Prime comunioni, cresime, matrimoni

E’ la primavera. In particolare questi due mesi di maggio e aprile sono da sempre il periodo in cui si ricorre ai tre importanti sacramenti dell’Eucaristia, della Confermazione e del Matrimonio. Si dovrebbe (ma il condizionale è d’obbligo) trattare di eventi che segnano importanti tappe nel cammino della formazione spirituale e cristiana di una persona. Ma spesso si trasformano in occasioni di consumismo se non di spreco, salvo poi dimenticare rapidamente il vero significato del Sacramento. Ne vogliamo una dimostrazione? Provate a vedere quanti dei nostri ragazzi, dopo la cresima, veramente confermano la loro fede e si avviano verso una sua consapevole acquisizione. Ben che vada riescono ancora a frequentare qualche messa domenicale, se non finiscono per abbandonare del tutto ogni pratica religiosa per poi magari ripresentarsi dal parroco a chiedere il matrimonio in chiesa quando e se arriva il momento (dopo congruo periodo di convivenza – beninteso - per vedere se funziona, perché – si dice – piuttosto che succeda dopo è meglio lasciarsi quando non c’è alcun vincolo). D’altra parte, a volte il difetto, come si suol dire, sta nel manico. Nel senso che vengono  a mancare gli esempi di testimonianza cristiana da parte degli adulti stessi. E’ difficile che un ragazzo concepisca prima comunione, cresima, matrimonio come altrettante tappe di formazione cristiana se sono gli adulti, i genitori in primis, a considerarle come occasioni per far festa o per esibire un proprio preteso status symbol.

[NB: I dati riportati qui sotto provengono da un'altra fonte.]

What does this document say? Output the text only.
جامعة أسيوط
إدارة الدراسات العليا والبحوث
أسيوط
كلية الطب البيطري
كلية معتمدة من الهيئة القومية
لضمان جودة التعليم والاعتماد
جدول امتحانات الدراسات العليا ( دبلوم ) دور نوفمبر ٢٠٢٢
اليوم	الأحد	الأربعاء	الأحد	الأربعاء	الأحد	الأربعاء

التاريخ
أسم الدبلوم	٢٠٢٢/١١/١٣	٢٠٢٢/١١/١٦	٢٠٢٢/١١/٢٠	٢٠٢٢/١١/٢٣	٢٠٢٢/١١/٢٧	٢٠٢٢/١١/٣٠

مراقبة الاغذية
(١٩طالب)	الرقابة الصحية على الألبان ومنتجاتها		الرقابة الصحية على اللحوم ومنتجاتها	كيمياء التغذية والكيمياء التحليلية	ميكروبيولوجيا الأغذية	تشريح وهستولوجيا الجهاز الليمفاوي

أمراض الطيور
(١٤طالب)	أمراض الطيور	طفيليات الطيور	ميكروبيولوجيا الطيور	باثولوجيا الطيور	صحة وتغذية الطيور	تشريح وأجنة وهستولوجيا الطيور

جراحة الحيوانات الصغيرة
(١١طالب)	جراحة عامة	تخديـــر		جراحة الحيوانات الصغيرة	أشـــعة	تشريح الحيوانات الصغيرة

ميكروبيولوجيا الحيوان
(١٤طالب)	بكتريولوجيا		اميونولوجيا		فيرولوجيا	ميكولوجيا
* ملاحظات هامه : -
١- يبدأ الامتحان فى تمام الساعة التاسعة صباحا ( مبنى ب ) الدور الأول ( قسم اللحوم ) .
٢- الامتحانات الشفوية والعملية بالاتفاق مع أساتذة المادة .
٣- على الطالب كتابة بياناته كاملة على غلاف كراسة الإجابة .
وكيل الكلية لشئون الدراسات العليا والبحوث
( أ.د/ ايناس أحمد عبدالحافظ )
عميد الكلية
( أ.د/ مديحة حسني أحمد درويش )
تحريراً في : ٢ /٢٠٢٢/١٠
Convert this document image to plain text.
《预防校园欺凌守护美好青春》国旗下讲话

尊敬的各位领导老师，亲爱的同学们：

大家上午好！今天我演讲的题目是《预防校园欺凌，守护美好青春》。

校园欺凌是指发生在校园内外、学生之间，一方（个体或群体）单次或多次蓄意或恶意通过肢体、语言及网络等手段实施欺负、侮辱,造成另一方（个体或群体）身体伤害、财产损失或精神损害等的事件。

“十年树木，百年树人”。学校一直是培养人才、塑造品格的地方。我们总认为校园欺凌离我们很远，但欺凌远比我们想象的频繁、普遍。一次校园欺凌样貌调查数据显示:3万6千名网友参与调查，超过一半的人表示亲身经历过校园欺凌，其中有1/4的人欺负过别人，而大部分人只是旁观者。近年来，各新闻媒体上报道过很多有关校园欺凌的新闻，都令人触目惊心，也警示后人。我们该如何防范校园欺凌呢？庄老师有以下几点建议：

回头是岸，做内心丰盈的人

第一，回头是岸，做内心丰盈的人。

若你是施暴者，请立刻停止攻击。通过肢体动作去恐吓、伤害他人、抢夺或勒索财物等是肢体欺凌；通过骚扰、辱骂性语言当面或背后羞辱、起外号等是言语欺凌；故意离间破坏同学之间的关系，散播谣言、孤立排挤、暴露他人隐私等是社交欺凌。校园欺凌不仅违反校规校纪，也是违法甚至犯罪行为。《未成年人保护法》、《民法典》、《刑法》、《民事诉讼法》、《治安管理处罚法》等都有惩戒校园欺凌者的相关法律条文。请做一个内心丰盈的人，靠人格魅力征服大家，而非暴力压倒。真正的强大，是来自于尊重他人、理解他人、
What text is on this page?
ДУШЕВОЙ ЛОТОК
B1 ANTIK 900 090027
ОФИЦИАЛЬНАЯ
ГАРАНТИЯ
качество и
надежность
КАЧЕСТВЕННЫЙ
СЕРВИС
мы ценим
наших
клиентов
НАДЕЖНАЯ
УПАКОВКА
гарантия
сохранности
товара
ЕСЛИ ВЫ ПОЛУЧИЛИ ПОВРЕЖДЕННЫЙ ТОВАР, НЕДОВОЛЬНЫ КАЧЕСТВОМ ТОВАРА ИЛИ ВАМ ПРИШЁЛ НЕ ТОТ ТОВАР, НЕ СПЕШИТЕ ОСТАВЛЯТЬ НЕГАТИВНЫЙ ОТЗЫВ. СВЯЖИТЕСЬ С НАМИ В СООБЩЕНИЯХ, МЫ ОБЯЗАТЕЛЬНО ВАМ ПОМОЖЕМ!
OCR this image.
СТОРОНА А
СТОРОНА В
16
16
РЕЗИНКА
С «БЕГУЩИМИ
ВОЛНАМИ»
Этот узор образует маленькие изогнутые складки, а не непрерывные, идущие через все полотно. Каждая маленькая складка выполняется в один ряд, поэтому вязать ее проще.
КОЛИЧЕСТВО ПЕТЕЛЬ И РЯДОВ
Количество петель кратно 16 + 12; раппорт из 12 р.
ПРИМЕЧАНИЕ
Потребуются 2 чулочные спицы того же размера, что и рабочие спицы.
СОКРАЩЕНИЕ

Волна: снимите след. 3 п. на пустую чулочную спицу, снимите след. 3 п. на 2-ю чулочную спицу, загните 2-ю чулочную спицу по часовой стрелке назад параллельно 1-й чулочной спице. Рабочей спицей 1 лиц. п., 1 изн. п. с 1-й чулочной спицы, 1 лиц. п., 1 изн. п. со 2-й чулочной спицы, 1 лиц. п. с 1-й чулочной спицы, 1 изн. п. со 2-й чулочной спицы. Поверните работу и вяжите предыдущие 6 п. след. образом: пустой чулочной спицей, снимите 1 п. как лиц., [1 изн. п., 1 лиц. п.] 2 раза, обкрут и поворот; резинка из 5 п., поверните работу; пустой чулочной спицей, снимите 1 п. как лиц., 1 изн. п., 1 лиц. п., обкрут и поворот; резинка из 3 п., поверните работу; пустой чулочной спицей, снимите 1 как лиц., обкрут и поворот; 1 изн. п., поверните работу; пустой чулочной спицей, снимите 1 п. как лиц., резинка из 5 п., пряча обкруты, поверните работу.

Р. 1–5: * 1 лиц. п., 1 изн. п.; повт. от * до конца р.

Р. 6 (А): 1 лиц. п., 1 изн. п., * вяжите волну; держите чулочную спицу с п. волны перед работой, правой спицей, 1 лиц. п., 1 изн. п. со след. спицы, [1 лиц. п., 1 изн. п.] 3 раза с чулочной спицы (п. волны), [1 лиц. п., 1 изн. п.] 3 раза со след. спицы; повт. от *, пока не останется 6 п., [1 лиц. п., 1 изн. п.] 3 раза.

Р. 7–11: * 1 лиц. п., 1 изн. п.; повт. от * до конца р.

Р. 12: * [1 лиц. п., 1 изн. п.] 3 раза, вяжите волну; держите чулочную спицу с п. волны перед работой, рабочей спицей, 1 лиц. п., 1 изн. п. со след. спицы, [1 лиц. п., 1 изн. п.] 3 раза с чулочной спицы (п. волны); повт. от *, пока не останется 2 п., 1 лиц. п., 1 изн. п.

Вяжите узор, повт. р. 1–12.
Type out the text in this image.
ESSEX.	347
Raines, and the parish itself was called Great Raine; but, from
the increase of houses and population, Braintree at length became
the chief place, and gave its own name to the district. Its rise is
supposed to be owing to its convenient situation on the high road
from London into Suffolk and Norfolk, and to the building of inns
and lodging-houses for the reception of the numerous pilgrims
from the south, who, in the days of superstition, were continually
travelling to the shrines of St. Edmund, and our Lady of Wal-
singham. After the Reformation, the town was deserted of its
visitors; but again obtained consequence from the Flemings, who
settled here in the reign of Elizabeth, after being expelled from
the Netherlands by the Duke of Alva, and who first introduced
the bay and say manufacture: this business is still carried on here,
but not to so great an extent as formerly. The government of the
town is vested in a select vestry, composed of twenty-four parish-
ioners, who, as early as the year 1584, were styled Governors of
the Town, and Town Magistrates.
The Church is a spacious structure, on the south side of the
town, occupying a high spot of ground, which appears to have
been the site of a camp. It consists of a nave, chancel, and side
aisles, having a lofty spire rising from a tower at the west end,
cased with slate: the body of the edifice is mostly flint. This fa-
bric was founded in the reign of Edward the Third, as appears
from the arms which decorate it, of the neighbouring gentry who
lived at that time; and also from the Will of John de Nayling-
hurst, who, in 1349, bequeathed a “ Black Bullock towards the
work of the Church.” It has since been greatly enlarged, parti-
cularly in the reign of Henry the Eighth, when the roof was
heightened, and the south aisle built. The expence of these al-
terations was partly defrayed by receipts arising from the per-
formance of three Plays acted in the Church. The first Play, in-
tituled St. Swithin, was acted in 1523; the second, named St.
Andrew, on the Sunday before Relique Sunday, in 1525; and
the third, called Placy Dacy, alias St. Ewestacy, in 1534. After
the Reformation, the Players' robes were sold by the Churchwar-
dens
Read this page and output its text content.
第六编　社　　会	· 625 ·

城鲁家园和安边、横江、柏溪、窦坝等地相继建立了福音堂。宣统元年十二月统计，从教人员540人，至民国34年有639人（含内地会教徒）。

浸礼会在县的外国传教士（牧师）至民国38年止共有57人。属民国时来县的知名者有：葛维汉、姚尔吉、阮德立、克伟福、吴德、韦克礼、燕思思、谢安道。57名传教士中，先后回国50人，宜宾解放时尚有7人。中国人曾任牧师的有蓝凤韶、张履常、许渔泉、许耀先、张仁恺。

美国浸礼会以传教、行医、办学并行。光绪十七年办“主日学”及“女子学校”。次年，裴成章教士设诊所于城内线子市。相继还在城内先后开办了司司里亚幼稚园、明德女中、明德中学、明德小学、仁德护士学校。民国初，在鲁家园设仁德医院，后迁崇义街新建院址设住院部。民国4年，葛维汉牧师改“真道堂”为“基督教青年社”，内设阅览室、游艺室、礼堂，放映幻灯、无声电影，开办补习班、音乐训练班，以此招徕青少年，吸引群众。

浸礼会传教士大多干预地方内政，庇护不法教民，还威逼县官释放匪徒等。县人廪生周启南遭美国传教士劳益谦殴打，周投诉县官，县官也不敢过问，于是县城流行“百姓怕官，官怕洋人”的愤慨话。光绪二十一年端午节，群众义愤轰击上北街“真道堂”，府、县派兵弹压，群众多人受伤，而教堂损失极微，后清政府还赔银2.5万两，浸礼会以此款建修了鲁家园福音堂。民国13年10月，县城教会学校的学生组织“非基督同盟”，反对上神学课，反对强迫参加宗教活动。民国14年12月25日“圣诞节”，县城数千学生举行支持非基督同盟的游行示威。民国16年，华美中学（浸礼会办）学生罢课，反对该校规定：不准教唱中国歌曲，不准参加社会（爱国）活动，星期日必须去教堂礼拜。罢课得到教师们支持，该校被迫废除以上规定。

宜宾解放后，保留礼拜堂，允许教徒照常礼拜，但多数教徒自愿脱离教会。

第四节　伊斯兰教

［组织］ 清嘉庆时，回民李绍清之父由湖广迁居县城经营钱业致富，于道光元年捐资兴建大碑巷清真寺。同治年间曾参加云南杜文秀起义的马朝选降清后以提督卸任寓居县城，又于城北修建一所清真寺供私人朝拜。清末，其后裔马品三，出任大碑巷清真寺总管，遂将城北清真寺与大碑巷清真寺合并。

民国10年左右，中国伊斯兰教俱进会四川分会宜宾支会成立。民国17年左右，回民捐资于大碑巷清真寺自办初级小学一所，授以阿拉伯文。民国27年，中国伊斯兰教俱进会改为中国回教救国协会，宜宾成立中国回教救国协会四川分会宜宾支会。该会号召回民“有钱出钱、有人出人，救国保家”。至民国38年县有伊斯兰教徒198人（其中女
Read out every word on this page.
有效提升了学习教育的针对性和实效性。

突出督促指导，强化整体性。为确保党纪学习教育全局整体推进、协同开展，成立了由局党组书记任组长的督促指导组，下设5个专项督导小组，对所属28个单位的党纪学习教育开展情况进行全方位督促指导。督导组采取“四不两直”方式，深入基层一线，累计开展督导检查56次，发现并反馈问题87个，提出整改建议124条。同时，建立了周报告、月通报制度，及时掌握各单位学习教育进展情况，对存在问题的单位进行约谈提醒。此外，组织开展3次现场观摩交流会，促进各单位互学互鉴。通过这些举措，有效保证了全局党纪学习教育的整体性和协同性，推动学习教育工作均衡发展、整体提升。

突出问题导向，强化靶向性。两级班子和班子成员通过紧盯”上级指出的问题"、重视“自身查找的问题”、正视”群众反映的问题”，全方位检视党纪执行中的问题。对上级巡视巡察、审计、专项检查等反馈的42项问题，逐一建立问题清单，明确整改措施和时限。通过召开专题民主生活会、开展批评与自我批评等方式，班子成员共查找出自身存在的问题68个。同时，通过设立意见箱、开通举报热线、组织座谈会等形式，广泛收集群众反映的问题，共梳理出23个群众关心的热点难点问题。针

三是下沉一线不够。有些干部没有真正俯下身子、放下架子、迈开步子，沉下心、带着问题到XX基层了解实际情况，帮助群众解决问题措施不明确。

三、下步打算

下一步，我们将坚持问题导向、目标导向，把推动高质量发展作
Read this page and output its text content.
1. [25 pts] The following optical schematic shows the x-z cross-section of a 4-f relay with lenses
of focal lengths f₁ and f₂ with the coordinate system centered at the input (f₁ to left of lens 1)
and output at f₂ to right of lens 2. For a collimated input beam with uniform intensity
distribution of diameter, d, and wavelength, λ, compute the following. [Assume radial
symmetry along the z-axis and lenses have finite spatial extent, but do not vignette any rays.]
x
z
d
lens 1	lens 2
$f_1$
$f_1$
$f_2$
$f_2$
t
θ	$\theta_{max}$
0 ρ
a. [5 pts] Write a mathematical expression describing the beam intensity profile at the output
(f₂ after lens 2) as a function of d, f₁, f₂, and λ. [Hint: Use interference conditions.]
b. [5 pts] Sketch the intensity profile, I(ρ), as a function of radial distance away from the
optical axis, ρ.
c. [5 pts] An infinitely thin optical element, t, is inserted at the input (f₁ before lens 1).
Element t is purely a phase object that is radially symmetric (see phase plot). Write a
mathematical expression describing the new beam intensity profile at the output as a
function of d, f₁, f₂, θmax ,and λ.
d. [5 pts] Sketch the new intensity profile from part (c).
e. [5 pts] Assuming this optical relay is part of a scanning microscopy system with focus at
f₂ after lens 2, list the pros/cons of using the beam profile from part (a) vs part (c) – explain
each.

Lo vediamo bene in questo periodo in cui, per prima cosa c’è la corsa ad accaparrarsi il ristorante, i fiori, il vestito e quant’altro. L’esigenza di apparire piuttosto che di essere ha la prevalenza su tutto. Non c’è crisi che tenga, perché – così si dice – prima comunione, cresima, matrimonio si fanno una sola volta nella vita. Quindi scialare è un po’ il prezzo che la mentalità consumistica impone.  Ovvio perciò che i nostri figli non possono che dare anche loro una lettura in termini consumistici di quelle che dovrebbero essere tappe di ben altro valore. Ben vengano, certo, le catechesi che la Chiesa esige in preparazione a questi sacramenti, ma c’è il rischio che anche questa sia recepita come una formalità burocratica da sbrigare se, a monte, non c’è qualcos’altro. E il qualcos’altro è la famiglia e, più in generale, noi adulti. Infatti i bambini e i ragazzi ci guardano, per quanto li consideriamo distratti e incapaci di riflettere bombardati come sono da mille messaggi, e assumono come modelli i nostri comportamenti che sono per loro la prima vera catechesi. Mi è capitato di sentire più di qualche genitore lamentare la fatica di indurre il figlio adolescente a frequentare la messa, ma, gratta gratta, ho sempre scoperto che il genitore stesso non ci andava o (e forse era ancora peggio) arrivava ad accompagnare il figlio fino alla porta della chiesa per poi andarsene per i fatti suoi.

Queste poche riflessioni non intendono certo essere un invito ad escludere l’aspetto anche materiale della festa (anche il corpo vuole la sua parte!) ma semplicemente a stabilire delle priorità in cui un posto importante potesse avere la sobrietà la quale è più in sintonia con il significato del Sacramento che si sta per ricevere.